ライドシェアとタクシー料金に関してよくある筆問
ライドシェアとタクシー料金に関するよくある質問は、主に4つです。
- ライドシェアのメリット・デメリットは?
- ライドシェアのタクシー業に与える問題点は何ですか?
- ライドシェア解禁のタクシー業界の影響は?
- ライドシェアとタクシーの料金はどちらが安いですか?
それぞれについて解説します。
ライドシェアのメリット・デメリットは?
ライドシェアのメリットは、タクシーよりも安く移動できたり、交通空白地でも対応できたりする点です。また、ドライバー視点で見ると、普通自動車第一種免許のみで仕事できる点も利点と言えるでしょう。
一方、ライドシェアのデメリットは、ドライバーの資質や安全性が保証されない点です。
ライドシェアのタクシー業に与える問題点は何ですか?
ライドシェアは、タクシー業にとって競合となり得ます。ライドシェアが普及すれば、タクシーの需要や収入が減少する可能性があります。

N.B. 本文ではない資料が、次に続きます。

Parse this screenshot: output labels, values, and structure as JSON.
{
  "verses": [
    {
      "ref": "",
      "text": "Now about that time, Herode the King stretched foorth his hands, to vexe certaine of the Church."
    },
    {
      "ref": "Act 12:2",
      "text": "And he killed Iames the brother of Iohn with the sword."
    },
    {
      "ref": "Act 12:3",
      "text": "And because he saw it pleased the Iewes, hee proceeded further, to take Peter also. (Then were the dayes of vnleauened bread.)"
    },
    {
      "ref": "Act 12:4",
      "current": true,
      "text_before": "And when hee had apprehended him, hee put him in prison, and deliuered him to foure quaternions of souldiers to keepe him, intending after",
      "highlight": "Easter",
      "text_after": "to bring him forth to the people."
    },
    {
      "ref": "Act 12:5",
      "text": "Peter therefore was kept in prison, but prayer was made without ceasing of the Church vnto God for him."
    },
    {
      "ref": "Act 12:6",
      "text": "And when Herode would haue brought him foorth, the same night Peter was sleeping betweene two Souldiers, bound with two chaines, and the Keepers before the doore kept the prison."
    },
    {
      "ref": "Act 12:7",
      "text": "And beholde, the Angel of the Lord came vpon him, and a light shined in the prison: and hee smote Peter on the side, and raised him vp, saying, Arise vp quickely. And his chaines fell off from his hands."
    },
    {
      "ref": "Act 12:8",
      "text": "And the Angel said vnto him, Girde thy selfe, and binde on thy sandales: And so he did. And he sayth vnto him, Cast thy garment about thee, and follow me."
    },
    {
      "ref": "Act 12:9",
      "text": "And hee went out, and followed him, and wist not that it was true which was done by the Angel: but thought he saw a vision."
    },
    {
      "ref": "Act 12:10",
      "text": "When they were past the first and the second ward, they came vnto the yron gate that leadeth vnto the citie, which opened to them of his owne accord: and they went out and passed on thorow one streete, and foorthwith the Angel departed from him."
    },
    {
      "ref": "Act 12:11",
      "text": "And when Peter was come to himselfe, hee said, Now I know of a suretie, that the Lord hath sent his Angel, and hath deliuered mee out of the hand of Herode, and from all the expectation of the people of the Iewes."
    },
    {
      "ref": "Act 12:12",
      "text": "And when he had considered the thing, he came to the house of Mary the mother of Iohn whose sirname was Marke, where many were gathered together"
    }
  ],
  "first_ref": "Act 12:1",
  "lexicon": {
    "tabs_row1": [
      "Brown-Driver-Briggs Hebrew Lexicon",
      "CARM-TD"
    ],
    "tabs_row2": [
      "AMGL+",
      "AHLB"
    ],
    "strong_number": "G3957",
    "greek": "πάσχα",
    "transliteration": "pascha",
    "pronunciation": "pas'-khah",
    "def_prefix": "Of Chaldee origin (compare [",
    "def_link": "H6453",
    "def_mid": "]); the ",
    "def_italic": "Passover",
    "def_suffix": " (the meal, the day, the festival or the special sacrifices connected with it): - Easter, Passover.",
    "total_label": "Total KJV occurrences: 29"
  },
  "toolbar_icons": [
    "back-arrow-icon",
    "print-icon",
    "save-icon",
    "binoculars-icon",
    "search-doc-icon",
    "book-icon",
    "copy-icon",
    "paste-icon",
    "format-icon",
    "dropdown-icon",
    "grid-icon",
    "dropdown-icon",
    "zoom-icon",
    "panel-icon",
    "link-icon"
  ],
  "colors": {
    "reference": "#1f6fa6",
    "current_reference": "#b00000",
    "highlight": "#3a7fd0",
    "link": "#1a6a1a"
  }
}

また、海外で導入されているライドシェアは、タクシーと比べて法的な規制が緩いです。その結果、「不公平な競争になるのでは」との指摘もあります。たとえば、タクシーは、体調の確認やアルコールチェックなどに厳しい基準が課せられていますが、ライドシェアでは、規制がありません。
ライドシェア解禁のタクシー業界の影響は?
ライドシェアの限定解禁は、2024年4月におこなわれました。日本版ライドシェアでは、タクシー会社が雇用する一般のドライバーの自家用車を使用して利用者を有料で送迎します。
日本版ライドシェアの影響は、タクシー業界にとってプラスにもマイナスにもなり得ます。プラスになる場合は、タクシー会社がライドシェアのプラットフォームを活用して、新たな収入源や顧客層を獲得できる可能性があります。
一方で、タクシー会社がライドシェアの競争に巻き込まれて、運賃やサービスの低下に追い込まれるかもしれません。また、タクシー会社がライドシェアの運行管理を負うことになるため、事故やトラブルのリスクが増える可能性もあるでしょう。
ライドシェアとタクシーの料金はどちらが安いですか?
日本における、ライドシェアとタクシーの料金は、同等の見込みです。すでに実施されている自家用有償旅客運送では、タクシーの5割程度の運賃ですが、8割程度まで引き上げられる見込みです。
海外に目を向けると、一般的には、ライドシェアがタクシーよりも安いケースが多い傾向にあります。
ライドシェアとタクシー料金についてのまとめ
今回は、ライドシェアとタクシーの料金や特徴について解説しました。
ライドシェアは、一般的にタクシーの料金より2〜3割安い価格設定となっています。しかし、日本では、海外で導入されている仕様ではなく、タクシー会社が雇用する一般のドライバーの自家用車を使用して利用者を有料で送迎する日本版ライドシェアが始まります。
日本版ライドシェアでは、タクシー会社が運行管理をします。その結果、ライドシェアの運賃もタクシーと同等の見込みです。
タクシーにとってライドシェアが競合になるとの意見もありますが、共存できる方法もあると言われています。
今後、タクシードライバーへの就職を検討しているのであれば、ライドシェアも視野にいれて就職活動するのはいかがでしょうか。